Enhancement of Astaxanthin Biosynthesis in Oleaginous Yeast Yarrowia lipolytica via Microalgal Pathway

Round 1

Reviewer 1 Report

The corrected version can be published without further edition

Reviewer 2 Report

The changes made by the authors significativly improved the manuscript that is now suitable for publication on Microorganisms

This manuscript is a resubmission of an earlier submission. The following is a list of the peer review reports and author responses from that submission.

Round 1

Reviewer 1 Report

Referees Comments

on the manuscript entitled "Enhancement of astaxanthin biosynthesis in oleaginous yeast Yarrowia lipolytica via microalgal pathway” for “Microorganisms”

Currently, yeast Yarrowia lipolytica is widely studied as the producers for the practically valuable of products of microbial synthesis such as organic acids, lipids, proteins, etc. The authors presented the data about astaxanthin biosynthesis by Y. lipolytica. The great advantage of the article is the high methodological level of work. The results are presented with a logical sequence, beautifully illustrated. Of course, this work is of a high interest and in the scope of “Microorganisms” and could be considered for publication in this journal. But on my opinion, the minor revision of the manuscript is required.

Reviewer 2 Report

This paper from Tramontin LRR et al. describes Yarrowia lipolytica engineering to produce the high-value red pigment astaxanthin at high titers in submerged fermentation. The richest natural source for astaxanthin is the green alga Haematococcus pluvialis, which produces the most valuable isomer of this compound (i.e. 3S, 3′S astaxanthin). Chemical synthesis, instead, leads to the production of three different stereoisomers, (3S, 3′S); (3R, 3′S), and (3R, 3′R) in the ratio of 1:2:1, which are not suitable as feed additive in aquaculture.

The manuscript is interesting and well written. The authors have been able to develop a yeast factory producing high amounts of astaxanthin, giving adequate description of the methodological approach. However, I wonder why they did not perform a complete chemical characterization of the compound, considering that it can have a number of isomers. It would be important to characterize the distribution of astaxanthin isomers, due to the selectivity in metabolism of the different stereoisomers.

Minor points:

1) The author should explain why it is crucial to maintain glucose concentration below 5 g/l

2) Are there any data about carotenoids accumulation after 168 hours?

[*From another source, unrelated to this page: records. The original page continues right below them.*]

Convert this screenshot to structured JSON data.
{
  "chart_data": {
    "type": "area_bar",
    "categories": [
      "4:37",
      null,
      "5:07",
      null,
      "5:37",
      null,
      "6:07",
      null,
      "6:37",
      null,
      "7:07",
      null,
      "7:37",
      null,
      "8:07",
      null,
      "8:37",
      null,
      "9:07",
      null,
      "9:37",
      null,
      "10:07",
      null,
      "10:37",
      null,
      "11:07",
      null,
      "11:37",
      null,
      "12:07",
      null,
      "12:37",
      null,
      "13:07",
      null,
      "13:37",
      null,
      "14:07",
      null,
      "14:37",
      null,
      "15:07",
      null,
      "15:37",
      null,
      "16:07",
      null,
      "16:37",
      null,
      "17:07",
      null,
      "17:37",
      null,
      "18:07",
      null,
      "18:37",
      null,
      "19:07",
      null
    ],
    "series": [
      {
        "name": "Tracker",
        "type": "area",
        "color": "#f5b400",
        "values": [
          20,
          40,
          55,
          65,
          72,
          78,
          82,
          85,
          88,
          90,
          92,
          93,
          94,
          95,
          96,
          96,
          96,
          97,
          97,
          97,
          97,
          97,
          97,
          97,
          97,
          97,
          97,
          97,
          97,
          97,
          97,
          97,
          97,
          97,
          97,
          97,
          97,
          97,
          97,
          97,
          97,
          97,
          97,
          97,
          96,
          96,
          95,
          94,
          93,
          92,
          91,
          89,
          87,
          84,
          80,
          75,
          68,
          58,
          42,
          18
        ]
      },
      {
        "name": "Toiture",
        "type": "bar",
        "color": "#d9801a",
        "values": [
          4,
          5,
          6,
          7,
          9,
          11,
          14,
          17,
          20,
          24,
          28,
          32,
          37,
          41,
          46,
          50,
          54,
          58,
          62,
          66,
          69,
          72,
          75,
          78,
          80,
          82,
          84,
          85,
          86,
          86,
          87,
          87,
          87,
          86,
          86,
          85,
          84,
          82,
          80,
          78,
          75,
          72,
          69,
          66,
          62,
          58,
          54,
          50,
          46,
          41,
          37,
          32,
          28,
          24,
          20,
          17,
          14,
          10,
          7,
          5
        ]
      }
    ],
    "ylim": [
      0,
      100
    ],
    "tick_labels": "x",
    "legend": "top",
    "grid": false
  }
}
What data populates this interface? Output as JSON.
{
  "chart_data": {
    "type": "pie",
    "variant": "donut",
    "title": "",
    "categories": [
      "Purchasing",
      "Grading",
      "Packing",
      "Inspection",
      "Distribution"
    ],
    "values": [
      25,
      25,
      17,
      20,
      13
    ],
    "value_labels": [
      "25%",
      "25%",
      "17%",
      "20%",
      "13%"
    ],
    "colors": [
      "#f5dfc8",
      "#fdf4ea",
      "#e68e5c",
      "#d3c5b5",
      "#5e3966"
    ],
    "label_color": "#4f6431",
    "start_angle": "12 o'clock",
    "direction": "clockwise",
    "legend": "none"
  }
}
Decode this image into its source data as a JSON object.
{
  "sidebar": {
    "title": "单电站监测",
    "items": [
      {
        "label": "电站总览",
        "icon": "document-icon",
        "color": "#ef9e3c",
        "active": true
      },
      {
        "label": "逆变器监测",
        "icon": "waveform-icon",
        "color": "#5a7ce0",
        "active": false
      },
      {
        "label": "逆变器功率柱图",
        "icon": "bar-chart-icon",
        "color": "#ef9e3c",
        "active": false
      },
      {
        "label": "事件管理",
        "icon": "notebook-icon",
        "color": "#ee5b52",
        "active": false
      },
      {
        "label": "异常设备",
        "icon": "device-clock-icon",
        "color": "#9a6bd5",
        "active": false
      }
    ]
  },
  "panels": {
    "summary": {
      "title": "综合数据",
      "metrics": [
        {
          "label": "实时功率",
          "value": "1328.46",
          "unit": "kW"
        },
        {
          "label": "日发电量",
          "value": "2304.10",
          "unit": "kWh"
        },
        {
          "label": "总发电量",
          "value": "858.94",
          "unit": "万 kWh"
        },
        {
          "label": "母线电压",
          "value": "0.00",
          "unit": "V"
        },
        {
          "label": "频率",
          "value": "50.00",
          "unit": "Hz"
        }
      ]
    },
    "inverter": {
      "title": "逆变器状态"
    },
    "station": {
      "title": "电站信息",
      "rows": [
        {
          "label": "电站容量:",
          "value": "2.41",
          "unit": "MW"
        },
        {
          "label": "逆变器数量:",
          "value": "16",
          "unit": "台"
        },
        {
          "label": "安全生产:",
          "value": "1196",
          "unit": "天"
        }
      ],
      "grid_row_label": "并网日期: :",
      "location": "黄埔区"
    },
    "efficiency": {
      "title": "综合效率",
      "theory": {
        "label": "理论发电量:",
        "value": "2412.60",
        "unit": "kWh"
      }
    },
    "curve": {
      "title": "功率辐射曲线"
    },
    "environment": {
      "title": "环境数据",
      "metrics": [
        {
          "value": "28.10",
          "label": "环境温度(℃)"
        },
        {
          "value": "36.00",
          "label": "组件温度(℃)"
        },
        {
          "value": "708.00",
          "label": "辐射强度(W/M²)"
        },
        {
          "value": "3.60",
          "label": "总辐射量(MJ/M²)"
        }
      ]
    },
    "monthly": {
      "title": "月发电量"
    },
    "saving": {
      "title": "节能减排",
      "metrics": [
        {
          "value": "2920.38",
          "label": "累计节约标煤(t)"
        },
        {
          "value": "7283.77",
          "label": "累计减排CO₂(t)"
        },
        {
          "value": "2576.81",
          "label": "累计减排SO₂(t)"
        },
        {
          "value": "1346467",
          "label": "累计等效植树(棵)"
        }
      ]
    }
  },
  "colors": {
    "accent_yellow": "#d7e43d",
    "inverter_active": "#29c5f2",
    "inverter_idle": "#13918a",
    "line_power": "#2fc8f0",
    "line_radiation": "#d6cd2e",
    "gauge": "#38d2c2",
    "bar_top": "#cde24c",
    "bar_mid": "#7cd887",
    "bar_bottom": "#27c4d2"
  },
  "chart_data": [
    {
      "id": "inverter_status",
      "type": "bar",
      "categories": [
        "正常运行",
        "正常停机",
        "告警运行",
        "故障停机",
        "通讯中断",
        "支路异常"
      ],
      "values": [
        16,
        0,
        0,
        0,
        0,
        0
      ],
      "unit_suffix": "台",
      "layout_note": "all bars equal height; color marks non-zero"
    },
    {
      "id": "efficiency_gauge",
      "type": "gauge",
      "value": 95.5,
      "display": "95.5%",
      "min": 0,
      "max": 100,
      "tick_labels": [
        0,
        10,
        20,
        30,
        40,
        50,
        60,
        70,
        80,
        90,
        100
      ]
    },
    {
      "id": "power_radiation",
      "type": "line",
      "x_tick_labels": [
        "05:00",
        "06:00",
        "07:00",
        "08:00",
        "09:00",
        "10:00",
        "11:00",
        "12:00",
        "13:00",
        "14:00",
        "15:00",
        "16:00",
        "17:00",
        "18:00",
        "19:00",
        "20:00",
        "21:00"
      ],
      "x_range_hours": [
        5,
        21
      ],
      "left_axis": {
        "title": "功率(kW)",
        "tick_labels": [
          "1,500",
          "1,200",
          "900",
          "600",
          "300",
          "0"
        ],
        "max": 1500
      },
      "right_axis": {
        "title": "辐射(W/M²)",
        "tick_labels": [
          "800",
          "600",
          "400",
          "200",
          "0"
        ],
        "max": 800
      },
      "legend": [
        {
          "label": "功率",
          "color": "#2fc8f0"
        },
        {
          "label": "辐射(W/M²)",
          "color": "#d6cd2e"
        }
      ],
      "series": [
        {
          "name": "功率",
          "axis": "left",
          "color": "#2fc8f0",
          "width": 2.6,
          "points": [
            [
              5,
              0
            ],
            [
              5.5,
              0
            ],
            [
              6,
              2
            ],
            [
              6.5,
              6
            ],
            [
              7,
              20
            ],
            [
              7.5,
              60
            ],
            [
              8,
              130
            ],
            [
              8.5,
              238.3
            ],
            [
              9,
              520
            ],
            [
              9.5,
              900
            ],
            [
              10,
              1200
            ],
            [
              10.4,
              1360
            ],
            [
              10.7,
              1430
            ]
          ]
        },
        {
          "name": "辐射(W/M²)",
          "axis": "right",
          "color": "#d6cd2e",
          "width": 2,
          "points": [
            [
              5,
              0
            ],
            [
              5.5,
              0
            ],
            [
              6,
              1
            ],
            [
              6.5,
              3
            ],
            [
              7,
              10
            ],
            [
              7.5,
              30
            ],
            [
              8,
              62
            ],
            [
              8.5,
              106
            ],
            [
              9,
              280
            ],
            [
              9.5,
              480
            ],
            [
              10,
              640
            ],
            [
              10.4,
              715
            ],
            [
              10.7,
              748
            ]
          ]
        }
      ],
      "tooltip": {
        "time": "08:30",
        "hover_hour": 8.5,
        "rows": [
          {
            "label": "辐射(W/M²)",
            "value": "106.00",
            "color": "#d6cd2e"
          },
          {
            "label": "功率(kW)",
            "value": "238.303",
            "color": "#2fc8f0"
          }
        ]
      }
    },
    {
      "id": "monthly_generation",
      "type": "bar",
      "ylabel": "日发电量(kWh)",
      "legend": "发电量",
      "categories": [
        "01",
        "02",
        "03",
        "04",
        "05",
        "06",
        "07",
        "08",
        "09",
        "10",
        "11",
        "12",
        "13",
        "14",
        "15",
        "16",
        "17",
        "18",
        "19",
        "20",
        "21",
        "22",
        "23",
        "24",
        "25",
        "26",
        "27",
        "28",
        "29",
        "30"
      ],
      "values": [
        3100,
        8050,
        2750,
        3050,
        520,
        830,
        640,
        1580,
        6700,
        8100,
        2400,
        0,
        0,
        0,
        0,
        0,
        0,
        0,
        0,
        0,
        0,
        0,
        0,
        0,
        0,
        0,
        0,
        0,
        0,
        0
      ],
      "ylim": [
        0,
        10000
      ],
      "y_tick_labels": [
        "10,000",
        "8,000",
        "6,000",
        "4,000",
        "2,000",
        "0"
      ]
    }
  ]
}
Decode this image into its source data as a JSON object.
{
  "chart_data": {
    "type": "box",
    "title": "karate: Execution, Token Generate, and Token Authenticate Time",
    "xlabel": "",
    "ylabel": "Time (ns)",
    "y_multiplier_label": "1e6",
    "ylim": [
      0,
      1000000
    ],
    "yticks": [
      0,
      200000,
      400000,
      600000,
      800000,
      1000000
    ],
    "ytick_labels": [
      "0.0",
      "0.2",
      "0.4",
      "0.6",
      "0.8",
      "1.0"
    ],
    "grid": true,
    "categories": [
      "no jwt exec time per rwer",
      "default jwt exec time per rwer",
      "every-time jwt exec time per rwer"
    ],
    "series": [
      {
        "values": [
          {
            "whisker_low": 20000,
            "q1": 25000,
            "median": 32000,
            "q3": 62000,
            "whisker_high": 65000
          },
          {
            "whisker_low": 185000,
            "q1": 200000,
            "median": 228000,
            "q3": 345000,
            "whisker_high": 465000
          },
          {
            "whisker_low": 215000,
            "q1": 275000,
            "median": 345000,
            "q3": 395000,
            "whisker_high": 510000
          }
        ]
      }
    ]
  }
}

3) Lines 238 to 240 should be moved to “Carotenoid quantification by HPLC” paragraph.

Reviewer 3 Report

In this article, the authors report on an oleaginous yeast Yarrowia lipolytica was engineered to produce astaxanthin at high titers in submerged fermentation. The platform strain produced high content B-carotene, which is the precursor of astaxanthin. Different copy numbers of genes encoding B-ketolase and B-hydroxylase were introduced into the platform strain. After screen and cultivation in controlled bioreactors, the titer of astaxanthin could reach 285 mg/L. The production of astaxanthin increased as the design of the metabolism pathway. Publication in Microorganisms is recommended provided the authors address the following concerns:

-1 The authors have introduced several foreign genes to yeast, which seems to increase the yield of astaxanthin.  However, the authors did not show direct evidence of whether these foreign genes express enzymes protein or enhance related enzymes’ activities. It is still unclear whether the effect comes from the introduction process of the gene or from the enzyme protein expressed by the gene.

-2 HPLC profiles of the different astaxanthin and its derivates should be included in a supporting information file. Ideally, the identity of them should be also confirmed by ES-MS or other analysis.

-3 Many names of species are not italic.